The best time to do it is in the afternoon (after your meetings) or night time before going to bed. All you need is a comfortable place to lie down.
- Scan your body, gradually move your awareness through your body (from top to toes right side and from toes to top left side and from back to front side). Rotate and visualize each and every part of your body. Experience sensations in single body parts.
- Bring attention to your breathing (do deep abdominal breathing). Observe the natural flow of air in the nostrils, throat and rib cage and the rise and fall of the abdomen with each breath.
- Count backwards on your breath from 11 to 1.
- Recall your day mentally, all your activities from the morning to the evening.
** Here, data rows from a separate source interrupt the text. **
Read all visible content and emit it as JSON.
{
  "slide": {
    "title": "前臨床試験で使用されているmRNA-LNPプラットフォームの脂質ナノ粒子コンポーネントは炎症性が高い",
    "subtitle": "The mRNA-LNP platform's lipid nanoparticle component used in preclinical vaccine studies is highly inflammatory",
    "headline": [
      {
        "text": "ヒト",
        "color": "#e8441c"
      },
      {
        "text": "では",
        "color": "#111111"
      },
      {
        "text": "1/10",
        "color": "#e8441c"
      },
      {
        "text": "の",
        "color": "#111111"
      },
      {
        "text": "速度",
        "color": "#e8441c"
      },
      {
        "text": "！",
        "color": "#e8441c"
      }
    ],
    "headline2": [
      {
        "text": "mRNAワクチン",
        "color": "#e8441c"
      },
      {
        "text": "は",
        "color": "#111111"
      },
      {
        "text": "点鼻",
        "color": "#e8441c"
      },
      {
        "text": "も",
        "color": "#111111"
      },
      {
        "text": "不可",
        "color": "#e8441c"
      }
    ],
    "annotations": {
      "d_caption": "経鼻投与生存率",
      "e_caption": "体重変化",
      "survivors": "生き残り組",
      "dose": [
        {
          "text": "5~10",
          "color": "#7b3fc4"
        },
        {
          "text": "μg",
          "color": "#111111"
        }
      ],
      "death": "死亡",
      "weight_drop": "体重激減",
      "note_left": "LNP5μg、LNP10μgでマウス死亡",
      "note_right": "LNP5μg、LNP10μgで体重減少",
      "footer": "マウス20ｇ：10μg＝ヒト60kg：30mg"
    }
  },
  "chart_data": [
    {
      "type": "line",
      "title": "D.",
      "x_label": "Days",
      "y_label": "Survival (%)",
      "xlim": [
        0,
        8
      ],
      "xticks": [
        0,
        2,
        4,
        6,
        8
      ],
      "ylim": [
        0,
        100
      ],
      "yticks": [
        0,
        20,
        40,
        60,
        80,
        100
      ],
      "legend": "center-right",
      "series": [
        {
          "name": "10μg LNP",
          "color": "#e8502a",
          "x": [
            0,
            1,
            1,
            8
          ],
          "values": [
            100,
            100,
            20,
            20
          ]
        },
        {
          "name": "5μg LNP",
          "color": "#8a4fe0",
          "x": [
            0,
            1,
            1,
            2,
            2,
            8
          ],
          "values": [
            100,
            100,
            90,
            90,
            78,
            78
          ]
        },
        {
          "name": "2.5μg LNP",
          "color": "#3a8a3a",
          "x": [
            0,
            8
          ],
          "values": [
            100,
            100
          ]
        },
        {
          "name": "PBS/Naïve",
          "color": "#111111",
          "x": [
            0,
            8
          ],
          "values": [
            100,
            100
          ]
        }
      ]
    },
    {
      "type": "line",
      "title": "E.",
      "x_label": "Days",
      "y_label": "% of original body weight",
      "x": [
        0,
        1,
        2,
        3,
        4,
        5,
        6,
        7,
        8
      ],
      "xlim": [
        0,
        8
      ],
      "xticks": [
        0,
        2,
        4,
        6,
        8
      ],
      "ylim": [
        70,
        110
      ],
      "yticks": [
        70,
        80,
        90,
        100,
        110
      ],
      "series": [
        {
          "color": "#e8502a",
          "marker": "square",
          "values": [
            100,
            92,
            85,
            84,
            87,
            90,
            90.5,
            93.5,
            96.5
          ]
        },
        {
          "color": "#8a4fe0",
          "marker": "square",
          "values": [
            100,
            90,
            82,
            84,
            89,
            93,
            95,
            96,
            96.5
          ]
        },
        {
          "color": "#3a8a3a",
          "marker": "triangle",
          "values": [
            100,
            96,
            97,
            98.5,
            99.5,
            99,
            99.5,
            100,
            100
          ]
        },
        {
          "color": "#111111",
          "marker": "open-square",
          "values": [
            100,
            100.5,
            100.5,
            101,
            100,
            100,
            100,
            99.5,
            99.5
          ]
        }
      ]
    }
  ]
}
That gives deep relaxation.
If you feel it is difficult to follow your own instructions, then it might help being guided by an instructor’s voice. Follow the YouTube link below! This Yoga Nidra instruction is the most similar to the Yoga Nidra class given at Divine Yoga, Bangkok. Search on YouTube for: “Yoga Nidra – Beginners by Swami Niranjanananda Saraswati”
6. AUM Mantra Chanting
All mantras have intense physical and mental benefits. They relieve stress and tensions. The rhythm and sound of the chanting move energy through the body. The movement of energy regulates the chemicals in our brains. Mantras enhance positive alpha waves which give deep mental relaxation. The easiest and most beneficial mantra is the ‘AUM’ Mantra.
For this as well, if you feel uncomfortable to hear your own voice alone, you can chant synchronic with one of the many Aum mantras you can find on YouTube. It can be done in the sitting position on a chair or on the bed.
Recommended amount: 5-11 times.
* (PW1) The Pawanmuktasana series were introduced by Swami Satyananda Saraswati from Bihar School of Yoga, India.